The highly centralized system crushed economic development and fomented social conflict. It was this fundamental failure that opened the door to radical economic reform in the following years.

=== 2. Specific Policies ===

==== 2.1 The policy to decentralize state planning ====
As the country has a monarchical tradition, Chilean people used to severely depend on state laws and regulations to resolve problems. However, such an atmosphere does not benefit economic development because individual efforts were ignored and the government faced huge information cost to enact concrete policies for different production sectors. Therefore, the policy aims to define the border of the administrative power and give production sectors full autonomy of management. The market's role to allocate resources is emphasized and governments are only suggested to provide a proper global planning for the economy. Besides, development of intermediary agencies and simplification of the judiciary are also encouraged to reduce both the administrative and transaction costs.

==== 2.2 Looser policy for foreign trade ====
The past foreign trade policy to restrict flow of production resources to the exportation sector actually led to degradation of agricultural production and loss of opportunity to enter the global market. To resolve such problems, a policy lift restrictions on exchange rate is needed to activate the exportation. Moreover, it is also important to maintain a certain amount of foreign exchange reserves to stabilize people's expectations, thereby stimulating investment in export industries. Other measures, including replacing the import ban with tariffs and consumption taxes, providing subsidies, and long- and short-term loans to exporters to resist the strong foreign competitors at first, are also needed to establish a mechanism to encourage exportation.

==== 2.3 Price policy ====
Another important aspect of the reform is to lift the unreasonable controls on price. On the other hand, as a transitional policy, a price protection on critical industries is needed to implement the transformation. After the transitional period, an efficient price control in monopolistic industries should be implemented. Also, it is important to decompose monopoly companies, especially the state-owned monopoly companies, thereby promoting market competition.

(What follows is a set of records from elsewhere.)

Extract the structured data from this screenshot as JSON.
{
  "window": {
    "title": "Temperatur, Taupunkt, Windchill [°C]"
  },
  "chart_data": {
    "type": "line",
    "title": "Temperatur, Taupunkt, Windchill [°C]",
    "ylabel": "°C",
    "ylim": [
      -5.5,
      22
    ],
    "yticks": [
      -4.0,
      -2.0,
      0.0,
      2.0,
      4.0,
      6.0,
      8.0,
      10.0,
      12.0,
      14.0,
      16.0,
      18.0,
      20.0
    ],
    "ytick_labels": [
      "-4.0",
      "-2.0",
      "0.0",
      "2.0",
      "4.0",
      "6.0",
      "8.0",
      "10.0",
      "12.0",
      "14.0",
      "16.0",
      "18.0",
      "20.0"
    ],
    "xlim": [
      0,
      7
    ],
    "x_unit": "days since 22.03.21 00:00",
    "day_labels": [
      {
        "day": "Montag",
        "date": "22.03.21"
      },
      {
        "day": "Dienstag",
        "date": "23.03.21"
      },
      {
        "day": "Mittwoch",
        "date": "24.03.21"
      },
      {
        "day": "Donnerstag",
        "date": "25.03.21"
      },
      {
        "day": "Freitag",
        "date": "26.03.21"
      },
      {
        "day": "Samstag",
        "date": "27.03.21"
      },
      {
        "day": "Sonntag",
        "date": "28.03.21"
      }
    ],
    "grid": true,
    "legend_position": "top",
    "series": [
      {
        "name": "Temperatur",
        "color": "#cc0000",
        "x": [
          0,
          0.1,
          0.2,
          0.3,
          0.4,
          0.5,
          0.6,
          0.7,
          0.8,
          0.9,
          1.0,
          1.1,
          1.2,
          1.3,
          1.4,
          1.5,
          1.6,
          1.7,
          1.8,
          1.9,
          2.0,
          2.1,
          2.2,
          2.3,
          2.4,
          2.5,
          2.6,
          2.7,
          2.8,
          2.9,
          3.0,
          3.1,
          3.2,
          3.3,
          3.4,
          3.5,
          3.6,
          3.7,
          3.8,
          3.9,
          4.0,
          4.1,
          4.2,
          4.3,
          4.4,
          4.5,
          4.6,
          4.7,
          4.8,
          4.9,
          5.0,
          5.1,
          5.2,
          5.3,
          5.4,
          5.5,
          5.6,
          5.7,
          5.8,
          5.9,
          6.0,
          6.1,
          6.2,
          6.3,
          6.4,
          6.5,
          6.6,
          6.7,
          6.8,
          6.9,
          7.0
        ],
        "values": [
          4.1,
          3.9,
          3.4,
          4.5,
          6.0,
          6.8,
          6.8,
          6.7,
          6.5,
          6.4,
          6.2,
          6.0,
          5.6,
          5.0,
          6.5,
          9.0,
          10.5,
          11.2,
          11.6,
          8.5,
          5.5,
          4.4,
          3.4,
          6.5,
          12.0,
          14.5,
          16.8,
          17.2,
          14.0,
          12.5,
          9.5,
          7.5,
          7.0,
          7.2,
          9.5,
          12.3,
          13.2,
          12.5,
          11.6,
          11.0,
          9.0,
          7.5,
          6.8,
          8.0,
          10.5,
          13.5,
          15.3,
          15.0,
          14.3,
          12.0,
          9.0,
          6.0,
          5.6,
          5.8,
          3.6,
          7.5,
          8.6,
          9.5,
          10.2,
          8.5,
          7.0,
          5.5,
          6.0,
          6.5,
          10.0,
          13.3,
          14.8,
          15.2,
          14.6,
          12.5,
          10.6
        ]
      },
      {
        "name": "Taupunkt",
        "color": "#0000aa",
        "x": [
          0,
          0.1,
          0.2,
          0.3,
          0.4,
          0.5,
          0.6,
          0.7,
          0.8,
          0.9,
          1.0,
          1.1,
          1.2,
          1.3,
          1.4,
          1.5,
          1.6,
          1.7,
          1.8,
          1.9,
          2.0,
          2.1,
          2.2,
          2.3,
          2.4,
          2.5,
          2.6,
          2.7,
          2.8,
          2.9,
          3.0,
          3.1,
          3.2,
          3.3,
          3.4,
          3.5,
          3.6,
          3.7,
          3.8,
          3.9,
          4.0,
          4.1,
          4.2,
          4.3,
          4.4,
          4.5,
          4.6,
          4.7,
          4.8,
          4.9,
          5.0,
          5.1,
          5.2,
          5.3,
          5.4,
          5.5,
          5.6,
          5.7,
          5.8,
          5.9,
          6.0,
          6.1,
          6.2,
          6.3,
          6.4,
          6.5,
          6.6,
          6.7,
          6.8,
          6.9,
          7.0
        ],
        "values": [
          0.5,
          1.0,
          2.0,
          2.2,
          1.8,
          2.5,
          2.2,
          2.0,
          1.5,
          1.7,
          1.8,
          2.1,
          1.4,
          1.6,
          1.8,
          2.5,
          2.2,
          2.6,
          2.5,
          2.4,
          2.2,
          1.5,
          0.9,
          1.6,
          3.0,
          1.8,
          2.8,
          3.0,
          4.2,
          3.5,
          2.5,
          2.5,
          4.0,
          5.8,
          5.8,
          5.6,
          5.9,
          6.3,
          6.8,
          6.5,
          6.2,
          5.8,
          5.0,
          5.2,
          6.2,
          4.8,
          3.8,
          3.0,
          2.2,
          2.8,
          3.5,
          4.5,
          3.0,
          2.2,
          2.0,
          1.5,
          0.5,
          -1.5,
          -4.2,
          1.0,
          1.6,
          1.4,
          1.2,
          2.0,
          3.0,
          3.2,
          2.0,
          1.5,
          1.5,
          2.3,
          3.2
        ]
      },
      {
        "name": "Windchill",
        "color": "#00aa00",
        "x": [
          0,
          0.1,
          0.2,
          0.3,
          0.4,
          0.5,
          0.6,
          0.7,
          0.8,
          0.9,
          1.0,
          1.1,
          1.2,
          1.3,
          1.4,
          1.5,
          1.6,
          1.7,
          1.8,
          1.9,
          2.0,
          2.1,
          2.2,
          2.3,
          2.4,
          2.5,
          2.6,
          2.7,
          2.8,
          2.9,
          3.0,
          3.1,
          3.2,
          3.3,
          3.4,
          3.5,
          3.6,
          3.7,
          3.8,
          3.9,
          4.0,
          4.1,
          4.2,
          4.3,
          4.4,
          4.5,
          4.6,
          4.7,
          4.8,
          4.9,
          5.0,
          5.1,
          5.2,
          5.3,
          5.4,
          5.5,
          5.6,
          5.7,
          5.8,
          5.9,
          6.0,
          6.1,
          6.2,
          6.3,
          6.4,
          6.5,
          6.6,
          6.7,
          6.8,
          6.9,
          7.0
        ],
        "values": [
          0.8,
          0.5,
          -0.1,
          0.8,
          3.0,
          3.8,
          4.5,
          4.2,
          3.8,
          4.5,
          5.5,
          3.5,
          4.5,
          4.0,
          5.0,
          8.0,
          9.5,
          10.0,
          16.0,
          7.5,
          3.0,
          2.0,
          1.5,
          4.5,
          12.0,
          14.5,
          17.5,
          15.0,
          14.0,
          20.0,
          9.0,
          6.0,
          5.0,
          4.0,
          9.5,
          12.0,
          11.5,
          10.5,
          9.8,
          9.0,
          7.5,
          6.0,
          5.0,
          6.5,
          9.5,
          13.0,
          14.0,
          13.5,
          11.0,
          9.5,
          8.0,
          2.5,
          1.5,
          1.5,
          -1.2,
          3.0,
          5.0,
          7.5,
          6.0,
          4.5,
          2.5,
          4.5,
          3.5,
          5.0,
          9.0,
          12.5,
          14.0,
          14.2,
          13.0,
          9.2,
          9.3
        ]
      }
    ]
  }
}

==== 2.4 Fiscal and monetary policy ====
The monetary policy should ensure proper currency liquidity, which is conducive to commodity transactions, and have stabilizing prices, full employment, and maintaining high economic growth as its aims. On the other hand, a good policy should well control the fiscal deficit, especially the deficit of state-owned enterprises, so as to prevent inflation. While inflation is aimed to be controlled, a proper increase in price should be allowed to offset the loss of firms. Furthermore, to reduce fiscal expenditure, it is recommended to moderate the salary for the public sectors, and reduce financial support for state-owned enterprises. Also, establishing new standardized taxes and seeking external loans are suggested to relieve inflationary pressures.

==== 2.5 Other policies ====
Other policies include building a free capital market, privatizing the system of provision, social security, and public health, etc. While the reform encompasses multiple dimensions, the most important thing, according to the suggestions, is to implement the most radical and thorough reforms from the start so as to stabilize people's expectations and strengthen their confidence in the reform.